Management’s taste for acquisitions is paying off at kitchen and homeware specialist UP Global Sourcing (UPGS), which has returned to higher margins after the purchase of the Salter brand in 2021. No longer paying to license the scales maker helped to push UP’s gross margins to 24.4 per cent in the six months to 31 January, after falling last year to 22.8 per cent. UP also saw fit to boost the dividend by more than a third, and the shares rose 7 per cent on results day.
The boom in home cooking led to unusually high online sales last year, where margins were falling because of spiralling shipping prices alongside lower availability. Shipping is not yet back to normal, with “only about 20 per cent of ships” arriving on time, said UP’s managing director Andrew Gossage, but he added that both availability and prices have already turned a corner and further improvements are expected in 2022.
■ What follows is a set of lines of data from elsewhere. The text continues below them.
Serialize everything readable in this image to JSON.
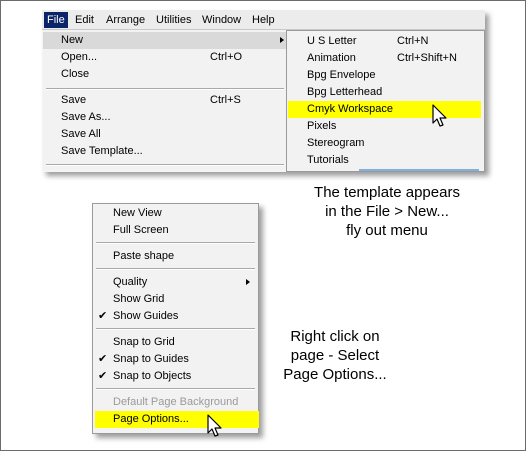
{
  "menubar": {
    "items": [
      "File",
      "Edit",
      "Arrange",
      "Utilities",
      "Window",
      "Help"
    ]
  },
  "file_menu": {
    "items": [
      {
        "label": "New",
        "shortcut": "",
        "submenu": true
      },
      {
        "label": "Open...",
        "shortcut": "Ctrl+O"
      },
      {
        "label": "Close",
        "shortcut": ""
      },
      {
        "label": "Save",
        "shortcut": "Ctrl+S"
      },
      {
        "label": "Save As...",
        "shortcut": ""
      },
      {
        "label": "Save All",
        "shortcut": ""
      },
      {
        "label": "Save Template...",
        "shortcut": ""
      }
    ]
  },
  "new_flyout": {
    "items": [
      {
        "label": "U S Letter",
        "shortcut": "Ctrl+N"
      },
      {
        "label": "Animation",
        "shortcut": "Ctrl+Shift+N"
      },
      {
        "label": "Bpg Envelope",
        "shortcut": ""
      },
      {
        "label": "Bpg Letterhead",
        "shortcut": ""
      },
      {
        "label": "Cmyk Workspace",
        "shortcut": "",
        "highlighted": true
      },
      {
        "label": "Pixels",
        "shortcut": ""
      },
      {
        "label": "Stereogram",
        "shortcut": ""
      },
      {
        "label": "Tutorials",
        "shortcut": ""
      }
    ]
  },
  "context_menu": {
    "items": [
      {
        "label": "New View"
      },
      {
        "label": "Full Screen"
      },
      {
        "label": "Paste shape"
      },
      {
        "label": "Quality",
        "submenu": true
      },
      {
        "label": "Show Grid"
      },
      {
        "label": "Show Guides",
        "checked": true
      },
      {
        "label": "Snap to Grid"
      },
      {
        "label": "Snap to Guides",
        "checked": true
      },
      {
        "label": "Snap to Objects",
        "checked": true
      },
      {
        "label": "Default Page Background",
        "disabled": true
      },
      {
        "label": "Page Options...",
        "highlighted": true
      }
    ]
  },
  "captions": {
    "top": [
      "The template appears",
      "in the File > New...",
      "fly out menu"
    ],
    "bottom": [
      "Right click on",
      "page - Select",
      "Page Options..."
    ]
  },
  "colors": {
    "highlight": "#ffff00",
    "menubar_active": "#0a246a",
    "menu_background": "#f2f2f2"
  },
  "icons": {
    "check": "checkmark-icon",
    "submenu": "submenu-arrow-icon",
    "pointer": "mouse-pointer-icon"
  }
}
Stripping out the Salter acquisition, online sales have now fallen back by 12 per cent to £10.4mn in the six months to the end of January. This was more than offset by UP’s largest-earning division, supermarket sales, which stormed ahead with 36 per cent organic growth to £29mn.
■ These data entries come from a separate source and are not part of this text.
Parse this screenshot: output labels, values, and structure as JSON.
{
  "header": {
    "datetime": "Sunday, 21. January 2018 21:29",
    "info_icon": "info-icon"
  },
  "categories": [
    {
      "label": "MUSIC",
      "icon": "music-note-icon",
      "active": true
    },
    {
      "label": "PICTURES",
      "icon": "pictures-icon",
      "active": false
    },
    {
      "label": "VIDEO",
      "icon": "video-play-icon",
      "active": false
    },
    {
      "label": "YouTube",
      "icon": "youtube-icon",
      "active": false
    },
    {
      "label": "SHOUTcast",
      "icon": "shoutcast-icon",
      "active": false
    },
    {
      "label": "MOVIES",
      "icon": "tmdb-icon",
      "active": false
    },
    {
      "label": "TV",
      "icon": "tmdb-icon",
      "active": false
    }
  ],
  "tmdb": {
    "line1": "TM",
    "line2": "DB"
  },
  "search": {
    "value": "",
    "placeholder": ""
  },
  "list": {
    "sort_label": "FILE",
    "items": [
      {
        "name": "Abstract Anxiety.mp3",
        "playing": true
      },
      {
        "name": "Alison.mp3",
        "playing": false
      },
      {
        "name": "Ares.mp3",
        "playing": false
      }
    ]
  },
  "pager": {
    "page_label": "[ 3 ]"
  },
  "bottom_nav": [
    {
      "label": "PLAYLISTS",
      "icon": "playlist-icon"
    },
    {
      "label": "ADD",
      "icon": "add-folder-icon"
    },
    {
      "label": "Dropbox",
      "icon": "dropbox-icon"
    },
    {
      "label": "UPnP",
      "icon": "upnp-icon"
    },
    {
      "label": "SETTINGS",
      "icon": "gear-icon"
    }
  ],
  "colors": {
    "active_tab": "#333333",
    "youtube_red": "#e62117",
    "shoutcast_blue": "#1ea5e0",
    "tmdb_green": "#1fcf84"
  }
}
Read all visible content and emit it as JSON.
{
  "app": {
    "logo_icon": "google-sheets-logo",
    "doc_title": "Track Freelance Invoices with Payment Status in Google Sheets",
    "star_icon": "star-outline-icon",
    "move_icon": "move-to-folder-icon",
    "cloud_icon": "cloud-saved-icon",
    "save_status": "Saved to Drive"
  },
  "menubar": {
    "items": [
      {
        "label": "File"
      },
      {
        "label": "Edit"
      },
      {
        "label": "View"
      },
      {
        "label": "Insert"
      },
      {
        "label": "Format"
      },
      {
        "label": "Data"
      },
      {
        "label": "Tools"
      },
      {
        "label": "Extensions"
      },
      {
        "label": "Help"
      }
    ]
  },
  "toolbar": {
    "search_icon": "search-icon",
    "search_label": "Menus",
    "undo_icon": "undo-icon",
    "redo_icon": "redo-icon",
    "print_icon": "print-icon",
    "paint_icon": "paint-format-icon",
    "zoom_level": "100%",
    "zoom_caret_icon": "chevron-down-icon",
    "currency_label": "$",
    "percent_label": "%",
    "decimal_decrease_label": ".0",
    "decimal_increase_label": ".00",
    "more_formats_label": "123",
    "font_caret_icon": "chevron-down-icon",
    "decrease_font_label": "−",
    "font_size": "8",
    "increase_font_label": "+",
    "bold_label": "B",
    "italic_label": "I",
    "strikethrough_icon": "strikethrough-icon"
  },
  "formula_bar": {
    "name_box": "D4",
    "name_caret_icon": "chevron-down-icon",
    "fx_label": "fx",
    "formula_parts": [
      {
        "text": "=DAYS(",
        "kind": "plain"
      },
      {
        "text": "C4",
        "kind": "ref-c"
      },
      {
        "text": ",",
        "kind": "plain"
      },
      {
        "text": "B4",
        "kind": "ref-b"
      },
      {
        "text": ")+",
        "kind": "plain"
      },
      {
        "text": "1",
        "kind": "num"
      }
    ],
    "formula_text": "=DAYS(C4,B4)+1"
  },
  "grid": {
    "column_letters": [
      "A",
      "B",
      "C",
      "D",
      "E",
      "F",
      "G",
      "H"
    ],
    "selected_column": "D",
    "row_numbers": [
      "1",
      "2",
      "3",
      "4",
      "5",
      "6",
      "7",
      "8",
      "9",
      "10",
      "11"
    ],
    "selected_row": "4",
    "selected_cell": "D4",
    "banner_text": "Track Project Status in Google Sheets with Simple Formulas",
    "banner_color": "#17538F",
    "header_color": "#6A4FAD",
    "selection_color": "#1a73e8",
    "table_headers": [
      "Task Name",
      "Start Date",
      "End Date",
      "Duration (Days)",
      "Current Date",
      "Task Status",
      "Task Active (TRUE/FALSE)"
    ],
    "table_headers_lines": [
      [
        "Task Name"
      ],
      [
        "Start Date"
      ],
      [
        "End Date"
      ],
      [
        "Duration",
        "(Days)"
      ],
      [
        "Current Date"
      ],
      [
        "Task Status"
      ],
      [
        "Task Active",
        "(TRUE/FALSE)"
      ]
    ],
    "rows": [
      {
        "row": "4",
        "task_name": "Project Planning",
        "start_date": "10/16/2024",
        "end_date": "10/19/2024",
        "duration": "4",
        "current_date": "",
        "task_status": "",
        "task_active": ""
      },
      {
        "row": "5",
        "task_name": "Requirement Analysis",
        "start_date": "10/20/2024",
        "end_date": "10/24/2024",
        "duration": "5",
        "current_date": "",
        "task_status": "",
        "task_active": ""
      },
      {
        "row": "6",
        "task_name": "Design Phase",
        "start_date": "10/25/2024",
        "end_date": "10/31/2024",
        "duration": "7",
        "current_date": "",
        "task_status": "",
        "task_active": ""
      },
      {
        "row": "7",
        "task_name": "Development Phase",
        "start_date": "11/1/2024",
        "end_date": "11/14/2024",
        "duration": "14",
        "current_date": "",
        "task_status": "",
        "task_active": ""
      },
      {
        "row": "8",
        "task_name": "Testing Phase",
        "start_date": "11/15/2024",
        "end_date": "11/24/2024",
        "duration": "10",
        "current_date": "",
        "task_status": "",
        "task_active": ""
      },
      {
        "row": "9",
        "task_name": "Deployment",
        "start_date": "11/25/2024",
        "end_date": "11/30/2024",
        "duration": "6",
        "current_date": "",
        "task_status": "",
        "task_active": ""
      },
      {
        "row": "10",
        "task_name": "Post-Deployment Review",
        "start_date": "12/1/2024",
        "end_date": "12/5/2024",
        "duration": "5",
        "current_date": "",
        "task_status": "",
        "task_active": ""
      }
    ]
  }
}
Just as supply constraints are starting to ease, demand from consumers could be in danger. Inflation is squeezing household budgets and Gossage said that he expects there to be a “smaller market” for UP’s products over the next year.
Management is therefore focusing on growing market share. This should be helped by UP’s acquisition of German electricals brand Petra in 2021, to be rolled out with Germany’s largest ‘hypermarket’ groups in “late 2022 or early 2023”. At the same time, low-cost pots and pans, kettles and toasters are towards the more non-discretionary end of discretionary spending, which could afford UP some protection from consumer headwinds against sellers of bigger-ticket items. Hold.